Critical Praise
"Rare is a work of fiction that takes on the most controversial issues facing Jews so directly --- and with enough humor, intelligence, and insight --- that it changes a reader’s mind or two. Be warned: The Finkler Question will probably distress you on its way to disarming you. Can we pay a novel any greater compliment?"

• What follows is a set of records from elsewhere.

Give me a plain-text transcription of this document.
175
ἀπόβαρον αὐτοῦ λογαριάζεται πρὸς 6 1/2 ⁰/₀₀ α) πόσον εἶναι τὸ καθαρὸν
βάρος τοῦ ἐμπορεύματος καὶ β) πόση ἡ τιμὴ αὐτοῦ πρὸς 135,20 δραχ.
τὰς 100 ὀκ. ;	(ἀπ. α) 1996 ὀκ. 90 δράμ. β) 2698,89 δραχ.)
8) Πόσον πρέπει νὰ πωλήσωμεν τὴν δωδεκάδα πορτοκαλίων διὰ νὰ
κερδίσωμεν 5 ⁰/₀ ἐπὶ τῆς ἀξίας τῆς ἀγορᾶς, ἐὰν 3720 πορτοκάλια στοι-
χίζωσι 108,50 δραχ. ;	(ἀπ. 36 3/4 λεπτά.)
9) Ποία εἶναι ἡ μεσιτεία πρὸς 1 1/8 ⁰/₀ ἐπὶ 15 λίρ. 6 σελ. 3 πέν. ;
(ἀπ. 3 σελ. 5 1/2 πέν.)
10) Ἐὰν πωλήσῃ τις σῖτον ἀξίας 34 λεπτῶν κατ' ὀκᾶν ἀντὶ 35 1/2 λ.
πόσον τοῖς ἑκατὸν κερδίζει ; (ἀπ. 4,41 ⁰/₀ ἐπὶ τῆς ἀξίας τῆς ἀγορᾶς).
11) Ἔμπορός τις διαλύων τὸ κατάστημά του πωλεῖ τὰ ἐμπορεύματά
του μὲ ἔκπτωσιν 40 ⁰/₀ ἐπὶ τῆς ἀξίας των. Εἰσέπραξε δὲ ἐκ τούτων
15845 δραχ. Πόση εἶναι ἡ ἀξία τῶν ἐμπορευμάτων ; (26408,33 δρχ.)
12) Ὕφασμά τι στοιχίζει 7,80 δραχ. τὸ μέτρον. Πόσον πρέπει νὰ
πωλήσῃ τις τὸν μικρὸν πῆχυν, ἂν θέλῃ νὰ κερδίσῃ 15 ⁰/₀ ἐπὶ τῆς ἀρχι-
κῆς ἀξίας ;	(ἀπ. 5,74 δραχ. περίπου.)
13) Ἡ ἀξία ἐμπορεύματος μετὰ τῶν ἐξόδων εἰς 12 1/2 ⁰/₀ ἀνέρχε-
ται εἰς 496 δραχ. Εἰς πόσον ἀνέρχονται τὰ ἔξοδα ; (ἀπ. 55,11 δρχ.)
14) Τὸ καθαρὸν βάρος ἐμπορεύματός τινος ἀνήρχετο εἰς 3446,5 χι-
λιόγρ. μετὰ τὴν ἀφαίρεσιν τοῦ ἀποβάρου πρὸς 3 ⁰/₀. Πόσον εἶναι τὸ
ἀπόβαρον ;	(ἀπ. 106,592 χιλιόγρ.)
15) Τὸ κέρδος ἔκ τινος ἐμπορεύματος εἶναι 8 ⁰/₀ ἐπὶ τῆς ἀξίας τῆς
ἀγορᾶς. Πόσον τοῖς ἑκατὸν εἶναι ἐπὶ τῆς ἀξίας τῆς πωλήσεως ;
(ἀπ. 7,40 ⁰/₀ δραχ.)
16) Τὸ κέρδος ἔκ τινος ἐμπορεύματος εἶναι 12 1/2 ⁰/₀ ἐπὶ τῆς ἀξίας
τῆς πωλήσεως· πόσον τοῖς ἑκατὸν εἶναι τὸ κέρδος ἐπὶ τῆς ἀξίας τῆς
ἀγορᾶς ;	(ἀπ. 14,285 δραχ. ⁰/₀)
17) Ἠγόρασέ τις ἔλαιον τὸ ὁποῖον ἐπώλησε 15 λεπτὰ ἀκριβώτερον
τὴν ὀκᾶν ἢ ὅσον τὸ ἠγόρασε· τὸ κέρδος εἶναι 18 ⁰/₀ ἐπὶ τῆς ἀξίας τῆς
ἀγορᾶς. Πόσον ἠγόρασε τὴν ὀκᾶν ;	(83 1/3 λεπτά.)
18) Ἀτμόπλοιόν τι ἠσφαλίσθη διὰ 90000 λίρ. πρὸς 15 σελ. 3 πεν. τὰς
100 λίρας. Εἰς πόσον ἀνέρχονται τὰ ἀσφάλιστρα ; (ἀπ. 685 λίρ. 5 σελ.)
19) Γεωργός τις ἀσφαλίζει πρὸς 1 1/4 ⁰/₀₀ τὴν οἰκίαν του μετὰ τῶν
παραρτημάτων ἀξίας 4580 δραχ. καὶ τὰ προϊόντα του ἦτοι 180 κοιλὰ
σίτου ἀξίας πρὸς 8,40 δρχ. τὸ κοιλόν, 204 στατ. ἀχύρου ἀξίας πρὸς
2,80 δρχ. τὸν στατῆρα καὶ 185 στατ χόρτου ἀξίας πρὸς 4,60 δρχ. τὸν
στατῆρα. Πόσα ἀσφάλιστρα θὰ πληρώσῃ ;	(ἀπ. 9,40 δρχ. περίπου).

—Barnes and Noble Book Review
"Like all of [Jacobson’s] work, The Finkler Question has a kind of energy that you have to look at through your fingers, like an eclipse. As the brightness of his brilliance is hard to look at, so is the darkness of his humor. I don't know a funnier writer alive."
—Jonathan Safran Foer
"The Finkler Question tackles an uncomfortable issue [Jewish identity] with satire that is so biting, so pointed, that it pulls you along for 300 pages and leaves a battlefield of sacred cows in its wake… Like all great Jewish art…it is Jacobson’s use of the Jewish experience to explain the greater human one that sets it apart…It’s a must read, no matter what your background."
—National Public Radio
"Mr. Jacobson doesn’t just summon [Philip] Roth; he summons Roth at Roth’s best. This prizewinning book is a riotous morass of jokes and worries about Jewish identity, though it is by no means too myopic to be enjoyed by the wider world. It helps that Mr. Jacobson’s comic sensibility suggests Woody Allen’s, that his powers of cultural observation are so keen, and that influences as surprising as Lewis Carroll shape this book…Even in its darkest moments The Finkler Question offers many examples of… the most pernicious and authentic strain of Jewish humor: the kind that’s so real it isn’t funny at all."